You may not be familiar with the name Vesta, but the company has been enabling monetary transactions for such major cellular carriers as AT&T, Sprint and T-Mobile for years – in some cases more than a decade. Now the company is working to parlay its expertise in the payments space (particularly prepaid top-up services) into peripheral areas such as bill pay, mobile wallet, peer-to-peer payments, international top-up and international remittance. One of the company’s first moves on this front is the creation of an Android top-up application for T-Mobile.
So says Marshall Behling, vice president of business development at Vesta, who demonstrated the T-Mobile top-up interface, which displays the user’s account balance, refill history (so users can refill as they have in the past, if they like), and enables the user to put on his or her calendar a prompt for payment.

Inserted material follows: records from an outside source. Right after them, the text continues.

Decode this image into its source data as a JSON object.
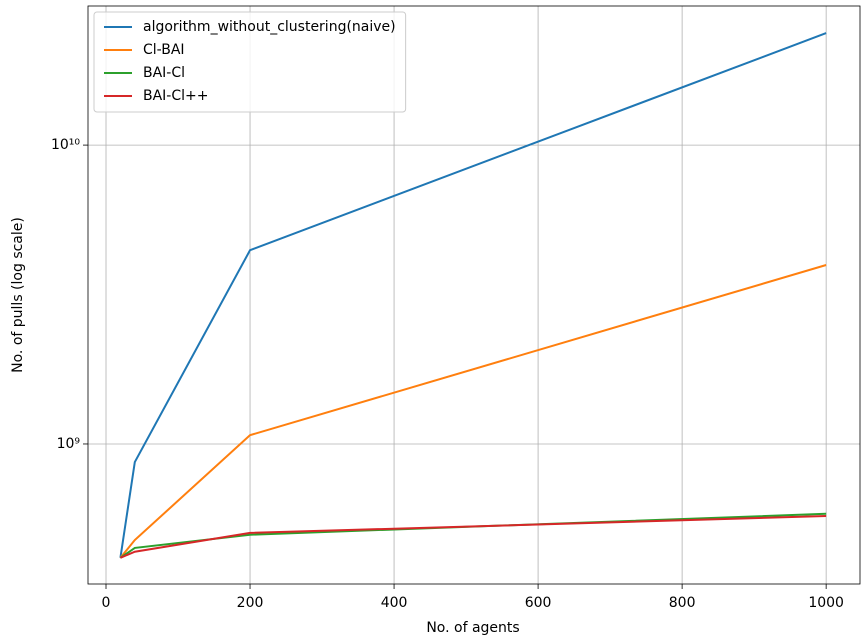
{
  "chart_data": {
    "type": "line",
    "xlabel": "No. of agents",
    "ylabel": "No. of pulls (log scale)",
    "x": [
      20,
      40,
      200,
      1000
    ],
    "series": [
      {
        "name": "algorithm_without_clustering(naive)",
        "color": "#1f77b4",
        "values": [
          416000000,
          870000000,
          4450000000,
          23700000000
        ]
      },
      {
        "name": "Cl-BAI",
        "color": "#ff7f0e",
        "values": [
          416000000,
          477000000,
          1070000000,
          3970000000
        ]
      },
      {
        "name": "BAI-Cl",
        "color": "#2ca02c",
        "values": [
          416000000,
          449000000,
          497000000,
          584000000
        ]
      },
      {
        "name": "BAI-Cl++",
        "color": "#d62728",
        "values": [
          416000000,
          436000000,
          504000000,
          574000000
        ]
      }
    ],
    "xlim": [
      -25,
      1047
    ],
    "xticks": [
      0,
      200,
      400,
      600,
      800,
      1000
    ],
    "ylim": [
      340000000,
      29200000000
    ],
    "yticks": [
      {
        "value": 1000000000,
        "label": "10⁹"
      },
      {
        "value": 10000000000,
        "label": "10¹⁰"
      }
    ],
    "log_y": true,
    "grid": true,
    "legend": "upper-left"
  }
}
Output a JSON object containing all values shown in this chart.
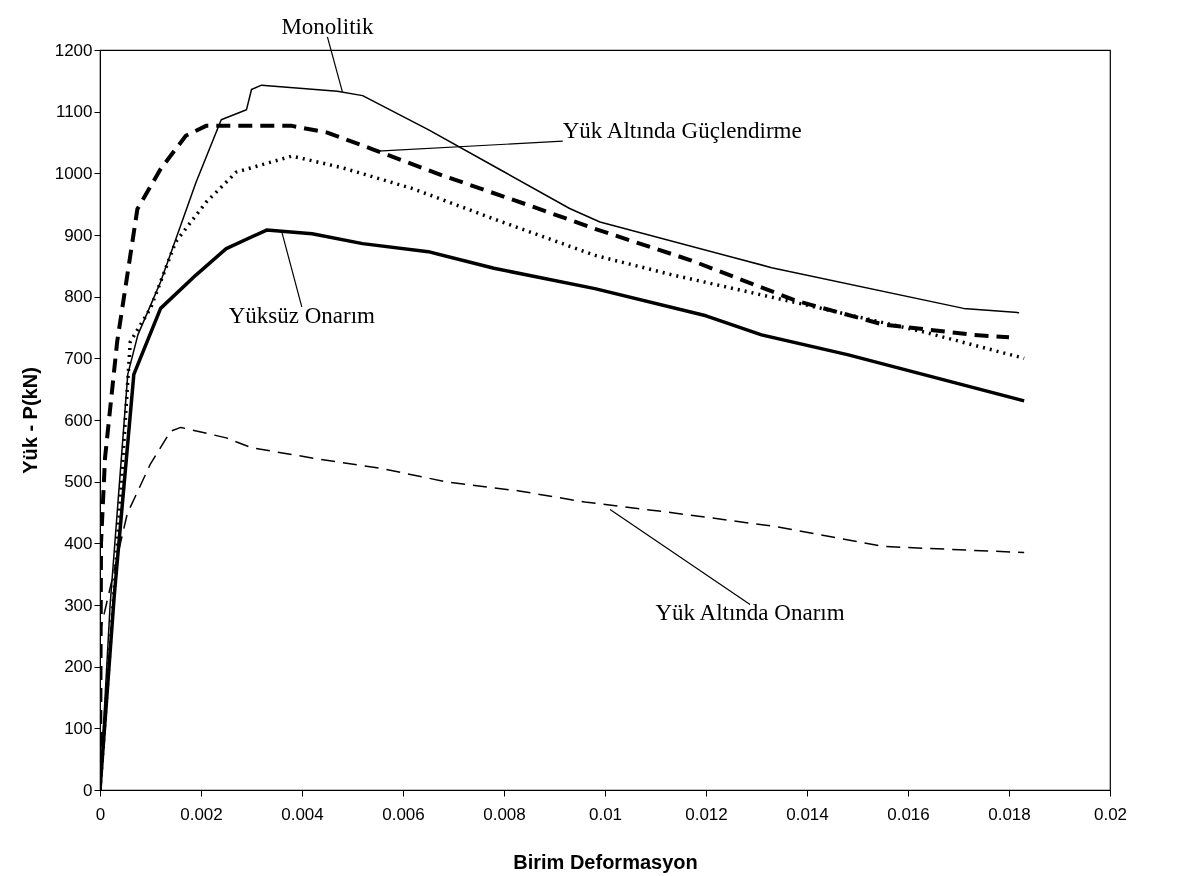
{
  "chart_data": {
    "type": "line",
    "xlabel": "Birim Deformasyon",
    "ylabel": "Yük - P(kN)",
    "xlim": [
      0,
      0.02
    ],
    "xticks": [
      0,
      0.002,
      0.004,
      0.006,
      0.008,
      0.01,
      0.012,
      0.014,
      0.016,
      0.018,
      0.02
    ],
    "ylim": [
      0,
      1200
    ],
    "yticks": [
      0,
      100,
      200,
      300,
      400,
      500,
      600,
      700,
      800,
      900,
      1000,
      1100,
      1200
    ],
    "grid": false,
    "marker": "none",
    "series": [
      {
        "color": "#000000",
        "line_style": "solid",
        "x": [
          0,
          0.0002,
          0.00055,
          0.00075,
          0.0012,
          0.0019,
          0.0024,
          0.0029,
          0.003,
          0.0032,
          0.0047,
          0.0052,
          0.0065,
          0.0079,
          0.0093,
          0.0099,
          0.0133,
          0.0171,
          0.0182
        ],
        "values": [
          0,
          300,
          674,
          738,
          824,
          985,
          1087,
          1103,
          1136,
          1143,
          1133,
          1126,
          1071,
          1007,
          943,
          921,
          847,
          781,
          774
        ]
      },
      {
        "color": "#000000",
        "line_style": "dashed",
        "x": [
          0,
          2e-05,
          0.0001,
          0.00034,
          0.00074,
          0.0012,
          0.0017,
          0.0021,
          0.0038,
          0.0045,
          0.0054,
          0.0068,
          0.0085,
          0.0098,
          0.0117,
          0.0138,
          0.0155,
          0.0173,
          0.018
        ],
        "values": [
          0,
          400,
          539,
          727,
          942,
          1007,
          1061,
          1077,
          1077,
          1066,
          1039,
          996,
          948,
          910,
          859,
          793,
          755,
          738,
          734
        ]
      },
      {
        "color": "#000000",
        "line_style": "dotted",
        "x": [
          0,
          0.00034,
          0.0006,
          0.001,
          0.0015,
          0.0021,
          0.0027,
          0.0038,
          0.0048,
          0.0062,
          0.0078,
          0.0098,
          0.0113,
          0.0138,
          0.0163,
          0.0183
        ],
        "values": [
          0,
          394,
          727,
          781,
          889,
          953,
          1002,
          1028,
          1009,
          975,
          926,
          867,
          836,
          790,
          743,
          700
        ]
      },
      {
        "color": "#000000",
        "line_style": "solid",
        "x": [
          0,
          0.00028,
          0.00067,
          0.0012,
          0.0019,
          0.0025,
          0.0033,
          0.0042,
          0.0052,
          0.0065,
          0.0078,
          0.0098,
          0.012,
          0.0131,
          0.0148,
          0.0183
        ],
        "values": [
          0,
          313,
          674,
          781,
          835,
          878,
          908,
          902,
          886,
          873,
          846,
          813,
          769,
          738,
          706,
          631
        ]
      },
      {
        "color": "#000000",
        "line_style": "dashed",
        "x": [
          0,
          1e-05,
          0.00054,
          0.001,
          0.0014,
          0.0016,
          0.0025,
          0.003,
          0.0043,
          0.0056,
          0.0069,
          0.0083,
          0.0096,
          0.0113,
          0.0134,
          0.0155,
          0.0183
        ],
        "values": [
          0,
          260,
          448,
          529,
          582,
          588,
          571,
          555,
          537,
          521,
          499,
          485,
          467,
          450,
          427,
          395,
          385
        ]
      }
    ],
    "annotations": [
      {
        "text": "Monolitik",
        "x": 0.0048,
        "y": 1132
      },
      {
        "text": "Yük Altında Güçlendirme",
        "x": 0.0055,
        "y": 1036
      },
      {
        "text": "Yüksüz Onarım",
        "x": 0.0036,
        "y": 905
      },
      {
        "text": "Yük Altında Onarım",
        "x": 0.0101,
        "y": 455
      }
    ]
  }
}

“It’s really simple,” says Behling.
Top-up accounts for the biggest share of mobile payment transactions made on cell phones today, he says. Vesta is keenly interested in helping cellular service providers target consumers that don’t have bank accounts, which includes 26 percent of the U.S. populace, he adds, noting this group is referred to as the unbanked (no bank account) or unbanked (those who had bank accounts that have been terminated by the bank). During a briefing this morning with MobilityTechzone, Behling displayed a slide of WalMart Money Services, which he says consumers have to come in to a WalMart retail location to use and activate debit credit cards. Generically (not through partnership with WalMart), this is the kind of thing Vesta wants to make available through the handset, he says.

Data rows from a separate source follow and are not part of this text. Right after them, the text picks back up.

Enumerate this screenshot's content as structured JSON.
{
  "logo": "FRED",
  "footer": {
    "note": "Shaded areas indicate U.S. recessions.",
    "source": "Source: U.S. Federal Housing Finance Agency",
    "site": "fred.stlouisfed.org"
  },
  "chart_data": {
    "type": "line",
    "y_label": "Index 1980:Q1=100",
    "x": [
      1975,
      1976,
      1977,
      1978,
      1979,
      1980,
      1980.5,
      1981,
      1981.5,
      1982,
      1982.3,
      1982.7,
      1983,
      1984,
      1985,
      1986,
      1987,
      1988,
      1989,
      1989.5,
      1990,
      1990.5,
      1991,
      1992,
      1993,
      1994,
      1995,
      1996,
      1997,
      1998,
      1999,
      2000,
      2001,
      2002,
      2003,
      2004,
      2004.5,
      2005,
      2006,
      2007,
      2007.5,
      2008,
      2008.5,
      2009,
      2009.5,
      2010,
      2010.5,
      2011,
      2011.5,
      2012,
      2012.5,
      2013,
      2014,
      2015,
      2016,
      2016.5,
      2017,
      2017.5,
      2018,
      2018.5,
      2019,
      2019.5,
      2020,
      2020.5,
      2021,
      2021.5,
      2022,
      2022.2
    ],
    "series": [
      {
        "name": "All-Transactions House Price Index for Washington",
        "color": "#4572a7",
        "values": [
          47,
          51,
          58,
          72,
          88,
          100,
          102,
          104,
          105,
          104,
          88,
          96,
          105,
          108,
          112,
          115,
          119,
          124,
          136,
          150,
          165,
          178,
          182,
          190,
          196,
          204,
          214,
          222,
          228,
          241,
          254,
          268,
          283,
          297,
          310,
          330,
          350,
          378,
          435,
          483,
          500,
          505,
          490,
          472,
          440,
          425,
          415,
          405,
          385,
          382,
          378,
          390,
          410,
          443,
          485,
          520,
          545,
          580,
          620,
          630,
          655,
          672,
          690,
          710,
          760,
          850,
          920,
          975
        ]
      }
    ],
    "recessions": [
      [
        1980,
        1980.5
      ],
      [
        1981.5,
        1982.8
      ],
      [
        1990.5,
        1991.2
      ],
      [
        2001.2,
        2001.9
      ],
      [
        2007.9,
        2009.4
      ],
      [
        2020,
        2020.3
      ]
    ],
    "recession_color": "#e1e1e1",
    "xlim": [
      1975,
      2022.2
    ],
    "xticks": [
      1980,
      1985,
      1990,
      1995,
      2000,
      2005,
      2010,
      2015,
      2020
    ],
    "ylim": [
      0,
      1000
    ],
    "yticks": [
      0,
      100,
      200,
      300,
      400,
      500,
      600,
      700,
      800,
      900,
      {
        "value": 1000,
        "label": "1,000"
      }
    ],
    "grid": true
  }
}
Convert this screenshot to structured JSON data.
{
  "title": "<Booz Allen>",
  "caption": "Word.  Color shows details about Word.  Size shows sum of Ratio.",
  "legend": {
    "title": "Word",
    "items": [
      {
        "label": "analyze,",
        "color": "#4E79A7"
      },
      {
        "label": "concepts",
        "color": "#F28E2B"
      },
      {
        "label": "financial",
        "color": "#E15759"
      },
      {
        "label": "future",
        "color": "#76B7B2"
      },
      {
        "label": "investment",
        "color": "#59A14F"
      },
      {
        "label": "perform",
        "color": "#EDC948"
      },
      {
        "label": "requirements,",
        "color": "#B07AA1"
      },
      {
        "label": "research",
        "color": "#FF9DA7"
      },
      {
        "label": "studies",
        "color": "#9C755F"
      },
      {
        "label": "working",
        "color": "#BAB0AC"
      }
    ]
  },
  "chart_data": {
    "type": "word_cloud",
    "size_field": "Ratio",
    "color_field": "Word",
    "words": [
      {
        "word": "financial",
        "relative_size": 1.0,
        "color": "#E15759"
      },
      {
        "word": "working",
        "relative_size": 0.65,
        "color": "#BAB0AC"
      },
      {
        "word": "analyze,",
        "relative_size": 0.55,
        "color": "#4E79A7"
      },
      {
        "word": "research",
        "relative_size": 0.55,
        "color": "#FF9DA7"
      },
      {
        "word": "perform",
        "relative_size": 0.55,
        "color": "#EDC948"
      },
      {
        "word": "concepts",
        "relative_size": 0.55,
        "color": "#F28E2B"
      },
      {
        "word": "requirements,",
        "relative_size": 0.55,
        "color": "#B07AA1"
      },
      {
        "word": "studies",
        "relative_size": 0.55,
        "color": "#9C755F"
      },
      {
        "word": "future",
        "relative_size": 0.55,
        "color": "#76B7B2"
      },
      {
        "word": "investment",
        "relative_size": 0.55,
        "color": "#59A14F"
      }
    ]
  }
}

Mentioning that prepaid is growing faster than post paid, Behling says that this kind of thing can happen as soon as the cellular service providers are ready, and without waiting for NFC-based handsets to be available. Once customers begin using their mobile devices as payment devices, he adds, the cellular service providers will find their services are even stickier, because most users don’t want to re-enter their billing information.
He adds that Vesta’s mobile wallet strategy leverages top-up user behavior and cards they already have on file; a single sign on; and contacts already on users’ handsets (so users can easily do transactions with those individuals).